Не сдашь — добра не жди!

Польские патриоты были немало обескуражены. Помню, как один толстенький пан, в пальто, сшитом как кунтуш, с бамбуковой тросточкой и в замшевых перчатках, читал этот приказ на щите возле киоска, что на углу Виленской и Юрьевского проспекта. Читал-читал, наконец проворчал не без иронии:

— Оружие сдайте, а палки, если угодно, можете оставить… — и в бессильной ярости постучал своей тросточкой по тротуару.

* * *

Находиться на улице после десяти часов вечера было запрещено, — правда, под страхом совсем небольшого штрафа.

Но достаточно было кому-либо опоздать хотя бы на несколько минут, как патрули хватали с немецкой аккуратностью и на всю ночь угоняли в Романовскую церкови на Погулянке.

Спустя несколько дней после их прихода попался и я на этой аккуратности. Часу в седьмом вечера, забежав к себе домой взять хлеба, я направился в одни дешевую столовку на Виленской улице. На углу Завальной и Погулянки меня нагнал Туркевич. Он, оказывается, уже успел перекусить дома и теперь куда-то опять спешил.

— А, — говорит, — вот и хорошо, что ты подвернулся, Матейка. Мне жена сказала, что за мной приходил. Пошли открывать клуб.

— Какой клуб? Где? Что?

— Наш клуб, свой, рабочий, Ну, прэндзэй, прэндзэй.

— Да я есть хочу, в столовую иду…

— А, ниц, поужинаешь вкусней! — и потащил меня, подхватив под руку.

По пути он объяснил, что дом на Вороньей улице, в котором помещались Полесский клуб и русская женская прогимназия Прозорова, стоит теперь пустой, брошенный, и вот кто-то из наших же рабочих предложил забрать его под рабочий клуб, пока немцы в городе как следует не осмотрелись.

Затея мне понравилась, хотя до «открытия» клуба, на которое потащил меня неутомимый энтузиаст Туркевич, было еще далеко.
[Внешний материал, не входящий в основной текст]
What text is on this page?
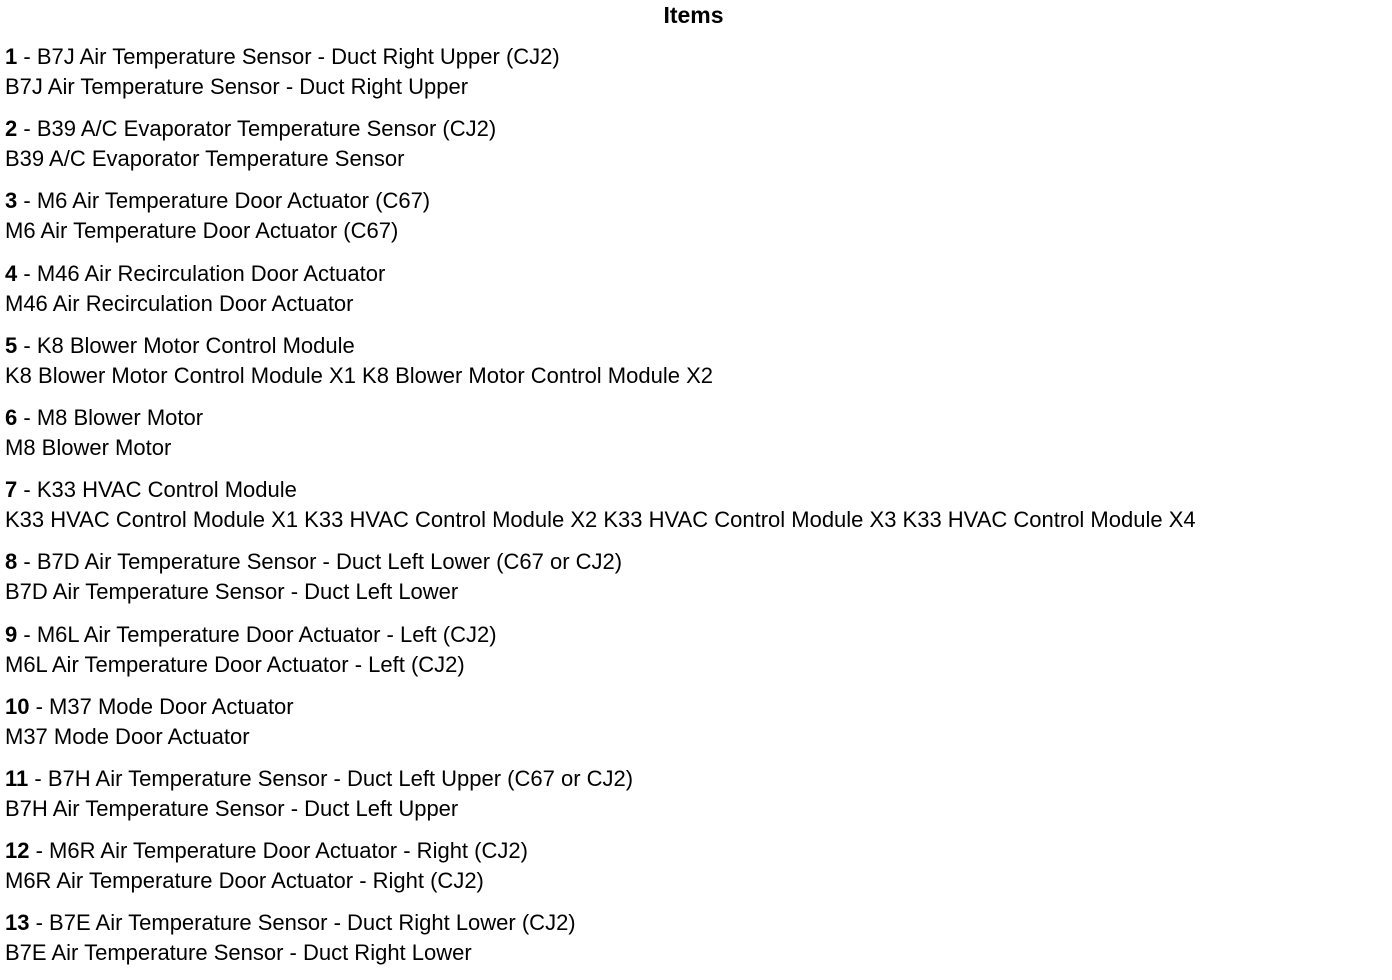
Items
1 - B7J Air Temperature Sensor - Duct Right Upper (CJ2)
B7J Air Temperature Sensor - Duct Right Upper
2 - B39 A/C Evaporator Temperature Sensor (CJ2)
B39 A/C Evaporator Temperature Sensor
3 - M6 Air Temperature Door Actuator (C67)
M6 Air Temperature Door Actuator (C67)
4 - M46 Air Recirculation Door Actuator
M46 Air Recirculation Door Actuator
5 - K8 Blower Motor Control Module
K8 Blower Motor Control Module X1 K8 Blower Motor Control Module X2
6 - M8 Blower Motor
M8 Blower Motor
7 - K33 HVAC Control Module
K33 HVAC Control Module X1 K33 HVAC Control Module X2 K33 HVAC Control Module X3 K33 HVAC Control Module X4
8 - B7D Air Temperature Sensor - Duct Left Lower (C67 or CJ2)
B7D Air Temperature Sensor - Duct Left Lower
9 - M6L Air Temperature Door Actuator - Left (CJ2)
M6L Air Temperature Door Actuator - Left (CJ2)
10 - M37 Mode Door Actuator
M37 Mode Door Actuator
11 - B7H Air Temperature Sensor - Duct Left Upper (C67 or CJ2)
B7H Air Temperature Sensor - Duct Left Upper
12 - M6R Air Temperature Door Actuator - Right (CJ2)
M6R Air Temperature Door Actuator - Right (CJ2)
13 - B7E Air Temperature Sensor - Duct Right Lower (CJ2)
B7E Air Temperature Sensor - Duct Right Lower
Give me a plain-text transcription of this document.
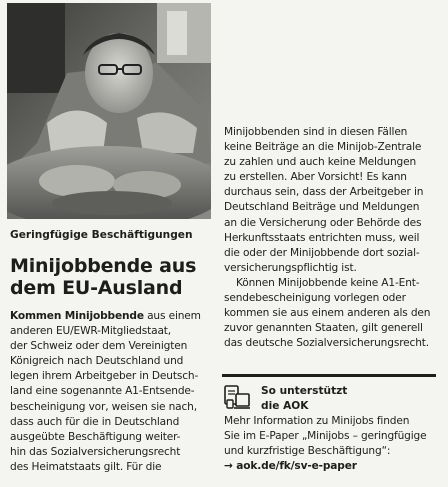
Geringfügige Beschäftigungen
Minijobbende aus
dem EU-Ausland
Kommen Minijobbende aus einem
anderen EU/EWR-Mitgliedstaat,
der Schweiz oder dem Vereinigten
Königreich nach Deutschland und
legen ihrem Arbeitgeber in Deutsch-
land eine sogenannte A1-Entsende-
bescheinigung vor, weisen sie nach,
dass auch für die in Deutschland
ausgeübte Beschäftigung weiter-
hin das Sozialversicherungsrecht
des Heimatstaats gilt. Für die
Minijobbenden sind in diesen Fällen
keine Beiträge an die Minijob-Zentrale
zu zahlen und auch keine Meldungen
zu erstellen. Aber Vorsicht! Es kann
durchaus sein, dass der Arbeitgeber in
Deutschland Beiträge und Meldungen
an die Versicherung oder Behörde des
Herkunftsstaats entrichten muss, weil
die oder der Minijobbende dort sozial-
versicherungspflichtig ist.
Können Minijobbende keine A1-Ent-
sendebescheinigung vorlegen oder
kommen sie aus einem anderen als den
zuvor genannten Staaten, gilt generell
das deutsche Sozialversicherungsrecht.
So unterstützt
die AOK
Mehr Information zu Minijobs finden
Sie im E-Paper „Minijobs – geringfügige
und kurzfristige Beschäftigung“:
→ aok.de/fk/sv-e-paper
Пошли на Воронью, в этот клуб, а там еще никого нет. Походили по пустым комнатам, прикинули, как настоящие хозяева, где что у нас будет, и решили, пока подойдут, другие, навестить Вержбицкого. Я давно у него не был и ничего о нем не знал.

Вошли в так хорошо знакомые мне ворота, свернули налево, в темный проход, спустились вниз, в квартиру. Вержбицкий и вся его семья были дома. Постарел мой учитель и выглядел усталым. Но встретил радостно. Посидели, поговорили. Тетя Зося угостила нас чаем с хлебом, за что я был очень благодарен ей, так как чертовски хотел есть.

Потом все, и тетя Зося, отправились в клуб. Тем временем, там уже подошло человек пять. Электричество не горело, светила луна, и при ее таинственном, поэтичном сиянии мы, словно заговорщики, «организовались», вернее сказать — лишь договорились, что нам делать, чтобы захватить клуб.

Постановили твердо: приложить все усилия, напролом лезть, но клуб непременно заполучить. А пока суд да дело, поручили Вержбицкому повесить на дверь большой замок и под ним прикрепить объявление с внушительной надписью: «Рабочий клуб», а главное — бдительно следить, на правах соседа, чтобы никто раньше нас в помещение не забрался.

Идти к немцам оформлять документы решили просить товарища Эйдукевича. Самого его на первом заседании не было. Но он хорошо говорил по-немецки, был настойчивым, и рабочие знали его как человека верного еще с 1905 года.

* * *

Засиделись, заговорилиcь, стали строить разные планы, делились новостями, пока кто-то не сказал, вспомнив:

— Эй, братцы! Спасайся кто может: скоро десять!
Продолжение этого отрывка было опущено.